Among growing areas of HIV research is the pathophysiology of metabolic diseases in this patient population. Recognition of the contributory processes is crucial given that CVD is a leading cause of mortality in PLWH. These concerns can be further attributed to the pathology of metabolic syndrome, a collective term of risk factors for CVD, including elevated triglycerides, elevated fasting plasma glucose (FPG), reduced high-density lipoproteins (HDL), large waist circumference, and elevated blood pressure. Patients must have a diagnosis or treatment of three or more risk factors to meet the criteria for metabolic syndrome.4 In the United States, the prevalence of metabolic syndrome among the general population is approximately 30%.5 Although prevalence data for PLWH and metabolic syndrome in the United States are limited, research has shown that the incidence of metabolic diseases is higher than those without HIV.5
Globally, the risk of CVD and heart failure in PLWH is 1.5-2-fold greater than in non-infected people.6 A meta-analysis that compared over 60,000 PLWH taking HAART to treatment-naive individuals found the prevalence of hypertension to be 35% and 13%, respectively.7 PLWH and diabetes mellitus (DM) have a 2.4-fold greater risk of coronary heart disease-related events.6 Additionally, lower cluster of differentiation 4 (CD4) cell counts (<200 cells/mm3) are associated with a higher prevalence of atrial fibrillation and myocardial infarction.6 Furthermore, obesity among PLWH continues to increase with HAART initiation, even with lower risk, more effective regimens.6
HIV imposes a widespread chronic state of inflammation that causes multi-organ damage and precipitates insulin resistance, CVD, obesity, and liver disease. Monocytes, a type of white blood cell that differentiates into macrophages and other inflammatory cells, are dysregulated by HIV. As a result, monocyte-mediated expression of tyrosine kinases, negative inhibitors of inflammation and HIV transcription, is decreased.8 Additionally, HIV and HAART reduce adipocyte size, increasing circulating fats which are then deposited in muscle and the liver.9 Over time, this can lead to complications such as obesity and fatty liver disease.
Among HAART, protease inhibitors (PIs) have the most significant risk of metabolic toxicities. In addition to the above processes, PIs inhibit glucose transporter type 4 (GLUT-4), an insulin-dependent transporter that carries glucose to adipose and muscle tissue.8,9 This causes a rise in serum glucose. Also, altered lipid metabolism produces free radicals causing widespread damage, including pancreatic beta cellular injury that decreases insulin production.8 The subsequent decrease in insulin, which is required for blood glucose reduction and GLUT-4 mediation, coupled with the direct blockade of GLUT-4 by PIs, eventually causes insulin resistance. This can ultimately lead to diabetes and other complications, including metabolic syndrome.
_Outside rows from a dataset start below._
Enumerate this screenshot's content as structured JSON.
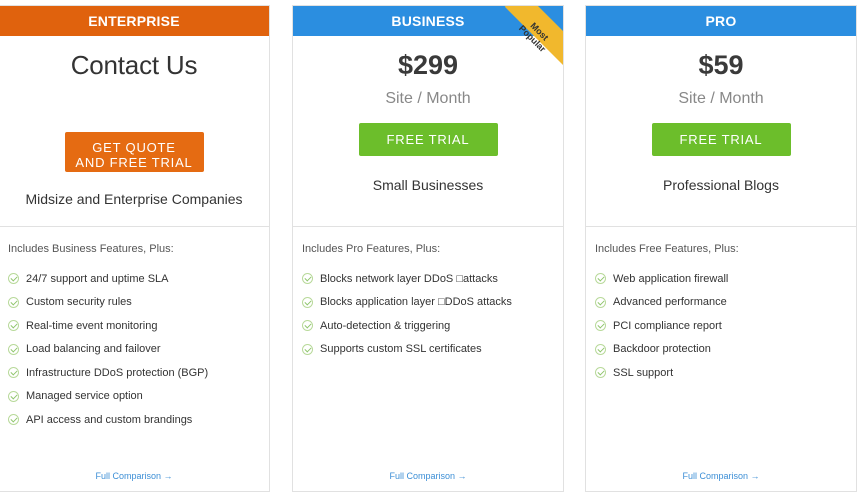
{
  "colors": {
    "enterprise_header": "#e0620d",
    "business_header": "#2b8ee0",
    "pro_header": "#2b8ee0",
    "green_button": "#6cbe2b",
    "orange_button": "#e56b12",
    "link": "#3d8fd6",
    "ribbon": "#f1b82d"
  },
  "plans": {
    "enterprise": {
      "name": "ENTERPRISE",
      "headline": "Contact Us",
      "cta": "GET QUOTE\nAND FREE TRIAL",
      "audience": "Midsize and Enterprise Companies",
      "features_title": "Includes Business Features, Plus:",
      "features": [
        "24/7 support and uptime SLA",
        "Custom security rules",
        "Real-time event monitoring",
        "Load balancing and failover",
        "Infrastructure DDoS protection (BGP)",
        "Managed service option",
        "API access and custom brandings"
      ],
      "link": "Full Comparison →"
    },
    "business": {
      "name": "BUSINESS",
      "price": "$299",
      "period": "Site / Month",
      "ribbon": "Most\nPopular",
      "cta": "FREE TRIAL",
      "audience": "Small Businesses",
      "features_title": "Includes Pro Features, Plus:",
      "features": [
        "Blocks network layer DDoS □attacks",
        "Blocks application layer □DDoS attacks",
        "Auto-detection & triggering",
        "Supports custom SSL certificates"
      ],
      "link": "Full Comparison →"
    },
    "pro": {
      "name": "PRO",
      "price": "$59",
      "period": "Site / Month",
      "cta": "FREE TRIAL",
      "audience": "Professional Blogs",
      "features_title": "Includes Free Features, Plus:",
      "features": [
        "Web application firewall",
        "Advanced performance",
        "PCI compliance report",
        "Backdoor protection",
        "SSL support"
      ],
      "link": "Full Comparison →"
    }
  }
}
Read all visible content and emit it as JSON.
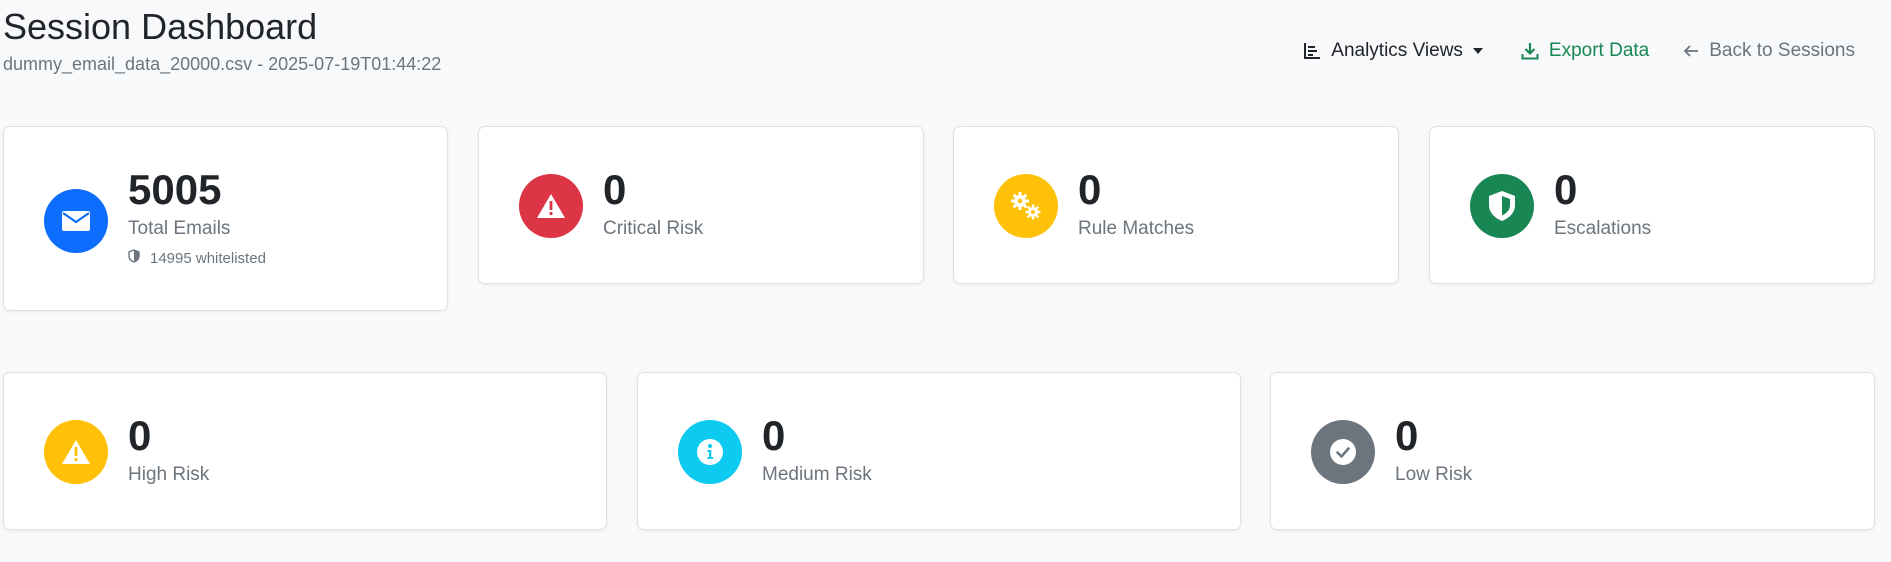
{
  "header": {
    "title": "Session Dashboard",
    "subtitle": "dummy_email_data_20000.csv - 2025-07-19T01:44:22"
  },
  "toolbar": {
    "analytics_label": "Analytics Views",
    "export_label": "Export Data",
    "back_label": "Back to Sessions"
  },
  "stats_top": [
    {
      "value": "5005",
      "label": "Total Emails",
      "sub": "14995 whitelisted",
      "icon": "envelope-icon",
      "color": "#0d6efd"
    },
    {
      "value": "0",
      "label": "Critical Risk",
      "icon": "warning-triangle-icon",
      "color": "#dc3545"
    },
    {
      "value": "0",
      "label": "Rule Matches",
      "icon": "gears-icon",
      "color": "#ffc107"
    },
    {
      "value": "0",
      "label": "Escalations",
      "icon": "shield-icon",
      "color": "#198754"
    }
  ],
  "stats_bottom": [
    {
      "value": "0",
      "label": "High Risk",
      "icon": "warning-triangle-icon",
      "color": "#ffc107"
    },
    {
      "value": "0",
      "label": "Medium Risk",
      "icon": "info-icon",
      "color": "#0dcaf0"
    },
    {
      "value": "0",
      "label": "Low Risk",
      "icon": "check-icon",
      "color": "#6c757d"
    }
  ]
}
Until 2018, the Department of Health and Human Services (DHHS) recommended both PI and integrase strand transfer inhibitor-based (INSTI) HAART regimens as first-line therapy. While INSTIs are preferred for initiation of treatment, PIs such as darunavir can be considered for specific populations and remain a commonly used drug class for various reasons.10 PIs have a very high genetic barrier to viral resistance, are available in a single-pill regimen, and are well-tolerated. Conversely, their significant potential for drug interactions and risk of metabolic complications has made them a less favorable option.
The widespread use of PIs necessitates heightened caution when managing associated risks. PIs are potent cytochrome P450 3A4 (CYP3A4) inhibitors that can increase the blood level of substrates, including statins, antithrombotic medications, and neuropsychiatric medications. Medications whose metabolism is strongly inhibited by CYP3A4 inhibitors may have more than a five-fold increase in the area under the curve (AUC).11 This risk is especially alarming for interactions that result in drug toxicities. Several SGAs are CYP3A4 substrates, which can cause increased metabolic side effects when used with PIs. These interactions further increase the risk of metabolic toxicities with this antiretroviral class. Of these SGAs, aripiprazole and quetiapine have specific dose adjustment recommendations, as use with a CYP3A4 inhibitor can result in an increase of the AUC by 1.5-2-fold and 3.4-6.2-fold, respectively.12, 13 It is recommended that aripiprazole be initiated at half the usual dose, with quetiapine being prescribed at one-sixth of the conventional dose when given with a strong CYP3A4 inhibitor.12, 13
Many patients rely on antipsychotics for the management of mood and psychotic disorders. As a result, SGAs are generally preferred over older, first-generation antipsychotics (FGAs) as metabolic side effects are better tolerated and managed than the extrapyramidal symptoms (EPS) of FGAs. However, many people who require SGAs are at high risk for metabolic disease independent of antipsychotic therapy. For example, more than two-thirds of people living with schizophrenia, a population that commonly uses SGAs, ultimately die from coronary heart disease.14 This risk increases when these patients undergo treatment with SGAs which have shown clear trends in causing weight gain, dyslipidemia, or diabetes independent of HAART therapy.15 The ADA addressed this increased risk by providing guidelines for preventing and managing metabolic syndrome associated with SGAs, particularly those taking medications with increased risk, such as olanzapine, clozapine, quetiapine, and risperidone.15 The ADA recommendations include routine monitoring of weight, lipids, glucose, and blood pressure. In 2014, the HIV Medicine Association Primary Care Guidelines also provided similar suggestions for monitoring, including fasting blood glucose, fasting lipid panels, blood pressure, and bone densitometry.16
This study explored the prevalence of metabolic syndrome among PLWH taking HAART and SGAs. It examined the monitoring and management practices at the Oklahoma State University (OSU) Internal Medicine Specialty Services Clinic (IMSSC). This is a longitudinal residency clinic for OSU's internal medicine residency program. The clinic is funded through the Ryan White Grant Program and served approximately 1,300 PLWH across eastern Oklahoma when this study was conducted. As a residency teaching clinic, we anticipated that monitoring and management practices could be improved in co-morbid patients.
METHODS
The hospital's information technology personnel obtained a randomized selection of 200 PLWH from the electronic medical record (EMR). To be included, patients had to have taken HAART and an SGA for six months between August 31, 2015, and September 30, 2018. Patients who had a change in HAART were excluded. Data were incomplete for those with inaccessible baseline information documented prior to a change in EMR in 2015.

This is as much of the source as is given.